I have the following problem to solve
$$\phi (x)=\lambda \int_{o}^{\pi }\cos(2x+y)\phi (y) dy+ \sin x$$
following the instructions from the following link early to conclude that:
$$\phi (x)=\lambda \int_{o}^{\pi }\cos(2x+y)\phi (y) dy+\sin x$$ $$=\lambda \int_{o}^{\pi }\cos^2(x)\cos(y)-\sin^2(x)\cos(y)-2\sin(x)\cos(x)\sin(y)\phi (y) dy+ \sin x$$
then start to calculate $a_{11}, a_{12},a_{13},a_{21},a_{22},a_{23},a_{31},a_{32},a_{33}$, such that (these will be the elements of the matrix A):
$$a_{1}=\cos^2(x);a_{2}=-\sin^2(x) ;a _{3}=-2\sin(x)\cos(x)$$
$$b_{1}=\cos(y);b_{2}=\cos(y) ;b_{3}=\sin(y)$$
thus calculated:
$$a_{11}=\int_{o}^{\pi }b_{1}(y)a_{1}(y)dy$$
$$a_{12}=\int_{o}^{\pi }b_{1}(y)a_{2}(y)dy$$
$$a_{13}=\int_{o}^{\pi }b_{1}(y)a_{3}(y)dy$$
calculating and so on until all $a_{nm}$ with $n =1,2,3$ and $m=1,2,3$.
After calculations we obtain the matrix
$$A=\begin{bmatrix} a_{11} &a_{12} & a_{13}\\ a _{21}&a_{22} & a_{23}\\ a_{31} &a_{32} & a_{33} \end{bmatrix}$$
making: $\;(I-\lambda A)$,
and calculating the determinant originated by $\;(I-\lambda A)$, get all values of $\lambda$.

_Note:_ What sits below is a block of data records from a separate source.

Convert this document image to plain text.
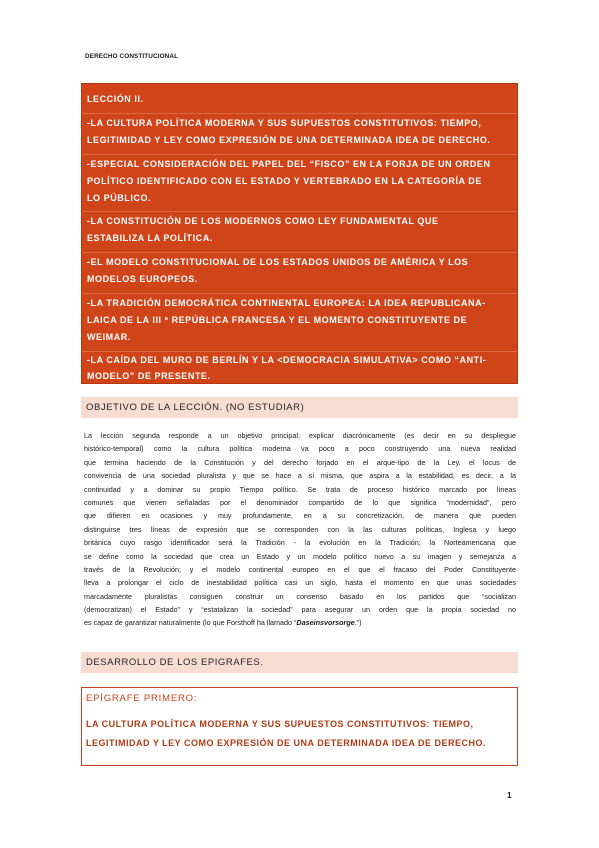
DERECHO CONSTITUCIONAL
LECCIÓN II.
-LA CULTURA POLÍTICA MODERNA Y SUS SUPUESTOS CONSTITUTIVOS: TIEMPO,
LEGITIMIDAD Y LEY COMO EXPRESIÓN DE UNA DETERMINADA IDEA DE DERECHO.
-ESPECIAL CONSIDERACIÓN DEL PAPEL DEL “FISCO” EN LA FORJA DE UN ORDEN
POLÍTICO IDENTIFICADO CON EL ESTADO Y VERTEBRADO EN LA CATEGORÍA DE
LO PÚBLICO.
-LA CONSTITUCIÓN DE LOS MODERNOS COMO LEY FUNDAMENTAL QUE
ESTABILIZA LA POLÍTICA.
-EL MODELO CONSTITUCIONAL DE LOS ESTADOS UNIDOS DE AMÉRICA Y LOS
MODELOS EUROPEOS.
-LA TRADICIÓN DEMOCRÁTICA CONTINENTAL EUROPEA: LA IDEA REPUBLICANA-
LAICA DE LA III ª REPÚBLICA FRANCESA Y EL MOMENTO CONSTITUYENTE DE
WEIMAR.
-LA CAÍDA DEL MURO DE BERLÍN Y LA <DEMOCRACIA SIMULATIVA> COMO “ANTI-
MODELO” DE PRESENTE.
OBJETIVO DE LA LECCIÓN. (NO ESTUDIAR)
La lección segunda responde a un objetivo principal: explicar diacrónicamente (es decir en su despliegue
histórico-temporal) como la cultura política moderna va poco a poco construyendo una nueva realidad
que termina haciendo de la Constitución y del derecho forjado en el arque-tipo de la Ley, el locus de
convivencia de una sociedad pluralista y que se hace a sí misma, que aspira a la estabilidad, es decir, a la
continuidad y a dominar su propio Tiempo político. Se trata de proceso histórico marcado por líneas
comunes que vienen señaladas por el denominador compartido de lo que significa “modernidad”, pero
que difieren en ocasiones y muy profundamente, en a su concretización, de manera que pueden
distinguirse tres líneas de expresión que se corresponden con la las culturas políticas, Inglesa y luego
británica cuyo rasgo identificador será la Tradición - la evolución en la Tradición; la Norteamericana que
se define como la sociedad que crea un Estado y un modelo político nuevo a su imagen y semejanza a
través de la Revolución; y el modelo continental europeo en el que el fracaso del Poder Constituyente
lleva a prolongar el ciclo de inestabilidad política casi un siglo, hasta el momento en que unas sociedades
marcadamente pluralistas consiguen construir un consenso basado en los partidos que “socializan
(democratizan) el Estado” y “estatalizan la sociedad” para asegurar un orden que la propia sociedad no
es capaz de garantizar naturalmente (lo que Forsthoff ha llamado “Daseinsvorsorge.”)
DESARROLLO DE LOS EPIGRAFES.
EPÍGRAFE PRIMERO:
LA CULTURA POLÍTICA MODERNA Y SUS SUPUESTOS CONSTITUTIVOS: TIEMPO,
LEGITIMIDAD Y LEY COMO EXPRESIÓN DE UNA DETERMINADA IDEA DE DERECHO.
1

The solutions they have there is only one $\lambda=3/2\sqrt{2}$ and $\lambda=-3/2\sqrt{2}$
But never get to that result. I appreciate any and all help. I do not even know if I was wrong in whole or in calculating the determinant of the matrix.

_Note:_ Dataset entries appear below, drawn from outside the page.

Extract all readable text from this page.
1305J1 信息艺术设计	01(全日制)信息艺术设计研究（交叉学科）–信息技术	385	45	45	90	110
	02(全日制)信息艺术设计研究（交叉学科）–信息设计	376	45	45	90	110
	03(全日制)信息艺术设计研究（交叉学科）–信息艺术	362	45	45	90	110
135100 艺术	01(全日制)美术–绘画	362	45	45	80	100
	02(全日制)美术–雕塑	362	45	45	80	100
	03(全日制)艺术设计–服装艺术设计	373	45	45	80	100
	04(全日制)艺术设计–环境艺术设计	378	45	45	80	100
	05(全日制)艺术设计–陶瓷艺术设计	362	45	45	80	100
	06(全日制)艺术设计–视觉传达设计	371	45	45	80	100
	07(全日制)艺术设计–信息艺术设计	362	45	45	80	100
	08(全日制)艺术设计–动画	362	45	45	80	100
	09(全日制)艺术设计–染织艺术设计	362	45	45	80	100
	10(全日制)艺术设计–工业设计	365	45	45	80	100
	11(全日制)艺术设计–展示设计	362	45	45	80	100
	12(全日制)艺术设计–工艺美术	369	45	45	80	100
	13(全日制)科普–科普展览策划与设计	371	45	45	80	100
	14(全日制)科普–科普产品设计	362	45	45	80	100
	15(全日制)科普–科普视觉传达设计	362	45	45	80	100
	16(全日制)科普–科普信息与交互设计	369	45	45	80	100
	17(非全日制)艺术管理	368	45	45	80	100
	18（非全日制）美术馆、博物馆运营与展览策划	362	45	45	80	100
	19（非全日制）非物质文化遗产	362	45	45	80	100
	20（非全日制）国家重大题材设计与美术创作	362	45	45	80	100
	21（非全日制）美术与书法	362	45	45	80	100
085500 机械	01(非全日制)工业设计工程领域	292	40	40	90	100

Related problem. First note this, the solution is
$$ \phi \left( x \right) =\sin \left( x \right) +12\,{\frac {{\lambda}^{2 }\pi \, \cos^2\left( x \right) }{8\,{\lambda}^{2}-9 }}-6\,{\frac {{\lambda}^{2}\pi }{8\,{\lambda}^{2}-9}}+9\,{\frac {\pi \,\lambda\,\sin \left( x \right) \cos \left( x \right) }{8\,{\lambda}^ {2}-9}}.$$
Now, you can see the singular values or the wanted $\lambda$ is given by
$$ 8\,\lambda^{2}-9 = 0 \implies \lambda = -\frac{3}{2\sqrt{2}},\,\frac{3}{2\sqrt{2}}.$$
Added: Here is a start
$$ \phi (x)=\lambda \int_{o}^{\pi }\cos(2x+y)\phi (y) dy+\sin x $$
$$ \phi(x) = \sin(x) +\lambda \cos(2x)\int_{0}^{\pi }\cos(y)\phi (y) dy - \sin(2x) \int_{0}^{\pi }\sin(y)\phi (y) dy $$
Now, just follow the technique in the link and you should not have a problem.